After the skinned fibre segment was mounted onto the transducer and sarcomere length measured as described above, we stretched the fibre to 120% of its resting length and transferred it into a Perspex bath containing 2 ml of relaxing solution for 2 min. The fibre was activated in a sequence of solutions with progressively higher levels of free [Ca2+] (pCa ~9 to 4.7), with maximum force produced at pCa 4.7. We recorded force with a bridge amplifier (Myotronic) and the Aurora Data Acquisition Signal Interface (604A) with DMC software. The maximum specific force (in mN/mm2) was then calculated by normalizing the maximum Ca2+-activated force (mN) of the fibre to its cross-sectional area (mm2), and the fibre cross-sectional area (in mm2) was calculated by measuring the fibre diameter in three different places along the length of the fibre (Xu et al., 2018). After going through the sequence, we moved the fibre back into relaxing solution where it fully relaxed again. We repeated such force–pCa staircases two to three times for each fibre. We expressed the force at each [Ca2+] within a given sequence as a percentage of the corresponding maximum force, and the data were fitted with a Hill curve (force–pCa curve), using GraphPad Prism 9 software (GraphPad Software, Boston, MA, USA). Based on this force–pCa curve, the pCa50 value was calculated in order to compare the Ca2+ sensitivity of contractile apparatus from different fibres. pCa50 is the calcium concentration at which the given fibre produces half of its maximum force. This can be used to compare fibre Ca2+ sensitivity, independent of variations in maximum force in fibres with different sizes.
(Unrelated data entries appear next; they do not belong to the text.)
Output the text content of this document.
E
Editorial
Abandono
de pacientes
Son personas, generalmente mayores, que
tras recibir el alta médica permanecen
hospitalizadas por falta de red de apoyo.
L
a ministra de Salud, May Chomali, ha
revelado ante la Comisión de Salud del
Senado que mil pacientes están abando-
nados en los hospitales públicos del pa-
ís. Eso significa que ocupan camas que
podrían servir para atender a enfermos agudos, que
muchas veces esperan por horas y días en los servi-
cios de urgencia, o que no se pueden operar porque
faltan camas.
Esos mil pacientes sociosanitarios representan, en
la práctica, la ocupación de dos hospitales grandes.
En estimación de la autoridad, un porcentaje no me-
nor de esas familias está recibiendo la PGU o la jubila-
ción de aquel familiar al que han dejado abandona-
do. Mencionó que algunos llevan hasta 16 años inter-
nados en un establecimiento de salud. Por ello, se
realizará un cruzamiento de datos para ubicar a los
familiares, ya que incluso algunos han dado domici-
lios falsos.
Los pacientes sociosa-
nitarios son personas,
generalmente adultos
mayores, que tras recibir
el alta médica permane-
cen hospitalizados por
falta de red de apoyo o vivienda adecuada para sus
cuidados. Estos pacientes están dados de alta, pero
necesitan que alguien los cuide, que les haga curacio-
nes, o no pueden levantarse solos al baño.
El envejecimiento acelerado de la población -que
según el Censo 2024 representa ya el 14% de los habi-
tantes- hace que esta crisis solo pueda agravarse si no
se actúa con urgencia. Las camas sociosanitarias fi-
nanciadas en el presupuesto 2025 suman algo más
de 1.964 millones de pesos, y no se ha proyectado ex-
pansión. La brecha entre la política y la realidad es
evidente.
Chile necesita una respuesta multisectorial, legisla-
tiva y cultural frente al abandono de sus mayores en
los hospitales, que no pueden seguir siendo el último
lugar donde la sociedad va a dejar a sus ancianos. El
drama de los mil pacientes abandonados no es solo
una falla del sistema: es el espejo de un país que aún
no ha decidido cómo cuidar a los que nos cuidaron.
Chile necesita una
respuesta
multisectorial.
To induce S-glutathionylation on troponin I (TnI), fibres were treated with 2,2′-dithiodipyridine (DTDP)–reduced glutathione (GSH). We diluted a 100 mM stock solution of GSH in K-HDTA solution 20-fold to a final concentration of 5 mM. A solution of DTDP in absolute ethanol at 100 mM was diluted 1000-fold to a final concentration of 100 μM. This small amount of ethanol (0.1%) had no effect compared to controls without ethanol. Briefly, after measuring force–pCa staircases, we treated fibres with 100 μM DTDP for 5 min, and then treated with 5 mM GSH for 2 min. We then treated the fibre with the force–pCa test again, and the pCa50 values were calculated based on the new staircases, to compare with the old values before the treatment.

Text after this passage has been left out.